Gordon wrote she witnessed the "life-changing, and for some, life-saving treatment" that gender affirming therapy provided children and adolescents during her fellowship with Norman Spack, "who founded the first pediatric transgender program in the United States in 2007."

She also implied Texas GOP Gov. Greg Abbott and Attorney General Ken Paxton were putting children at increased risk of suicide by investigating "reported instances of sex-change procedures" and gender affirming treatment as child abuse.

"These health care decisions should be left to physicians, patients, and their families," Gordon wrote.

She resigned six months into her job and started talking to Levine that summer, according to emails obtained by America First Legal under a Freedom of Information Act lawsuit. 

Gordon connected Levine with another children's hospital "advocate for transgender youth," who invited Levine to be the keynote speaker a conference on "barriers to health care and health research for trans children." Gordon thanked Levine after an Aug. 10, 2022, Zoom call for "your incredible support," and "your friend, Rachel" asked Gordon to "keep me up to date."
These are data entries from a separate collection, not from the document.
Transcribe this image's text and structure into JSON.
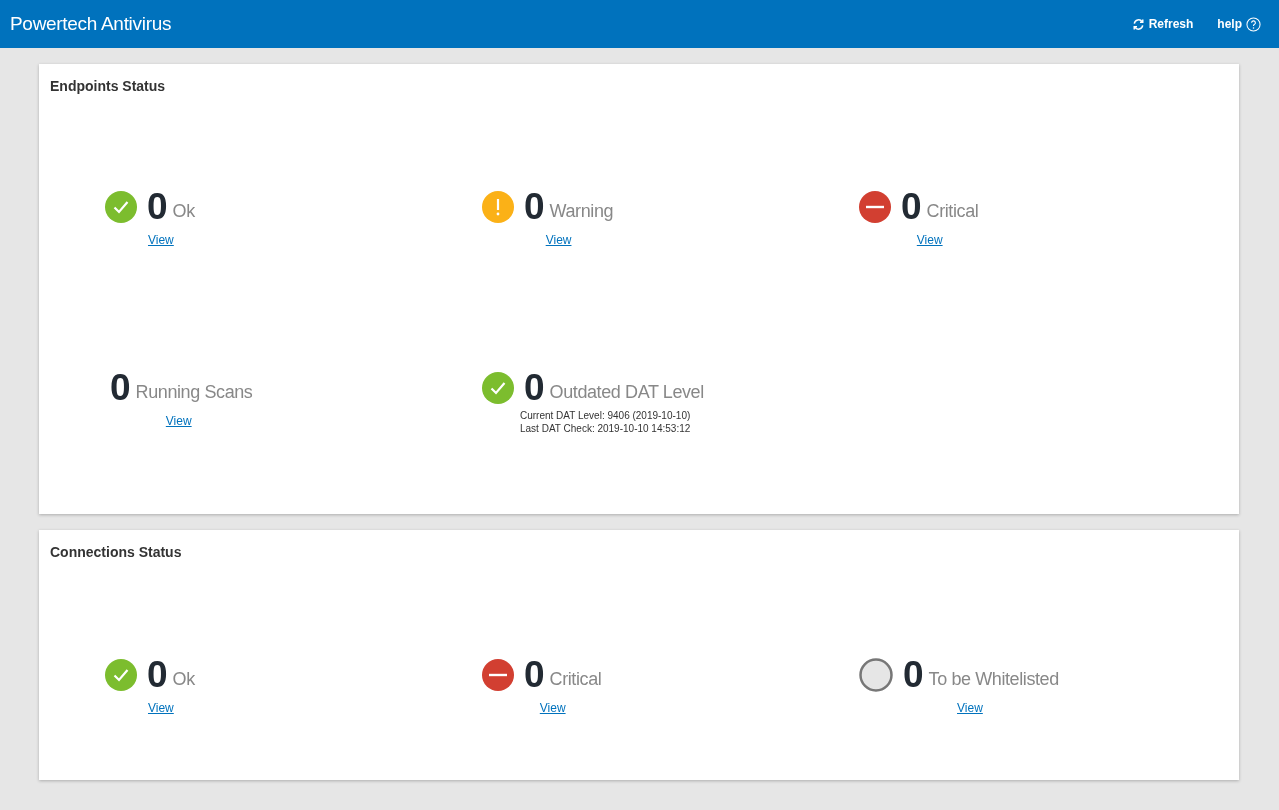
{
  "header": {
    "title": "Powertech Antivirus",
    "actions": [
      "Refresh",
      "help"
    ]
  },
  "panels": [
    {
      "title": "Endpoints Status",
      "tiles": [
        {
          "kind": "ok",
          "count": "0",
          "label": "Ok",
          "link": "View"
        },
        {
          "kind": "warning",
          "count": "0",
          "label": "Warning",
          "link": "View"
        },
        {
          "kind": "critical",
          "count": "0",
          "label": "Critical",
          "link": "View"
        },
        {
          "kind": "none",
          "count": "0",
          "label": "Running Scans",
          "link": "View"
        },
        {
          "kind": "ok",
          "count": "0",
          "label": "Outdated DAT Level",
          "details": [
            "Current DAT Level: 9406 (2019-10-10)",
            "Last DAT Check: 2019-10-10 14:53:12"
          ]
        }
      ]
    },
    {
      "title": "Connections Status",
      "tiles": [
        {
          "kind": "ok",
          "count": "0",
          "label": "Ok",
          "link": "View"
        },
        {
          "kind": "critical",
          "count": "0",
          "label": "Critical",
          "link": "View"
        },
        {
          "kind": "pending",
          "count": "0",
          "label": "To be Whitelisted",
          "link": "View"
        }
      ]
    }
  ]
}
/10 On July 13, 2022, Kelly Cure (HHS staff) emailed Assistant Secretary Levine that Verghese requested Assistant Secretary Levine to be the keynote speaker at a September conference at Houston Medical Center in Texas on “barriers to health care and health research for trans… pic.twitter.com/vYL5JQA84l

— America First Legal (@America1stLegal) July 22, 2024

When NIH hired Gordon a year later, however, it hid her advocacy for gender affirming care and history in the field from both Gordon's "biosketch" and NIH's in-house publication Catalyst. The Heritage Foundation's Daily Signal reported on the connection last week.

The report cited research that undermines Gordon's claims about the medical necessity of gender affirming care, including an April study by University of Texas Medical Branch researchers in the peer-reviewed journal Cureus – also limited to adults – that found gender affirming surgery is "significantly associated with elevated suicide attempt risks."

NICHD, where Gordon is clinical director, did not answer Just the News queries for her view of what limits if any are appropriate for minors and why her views and record on gender affirming care are missing from her page and hiring announcement.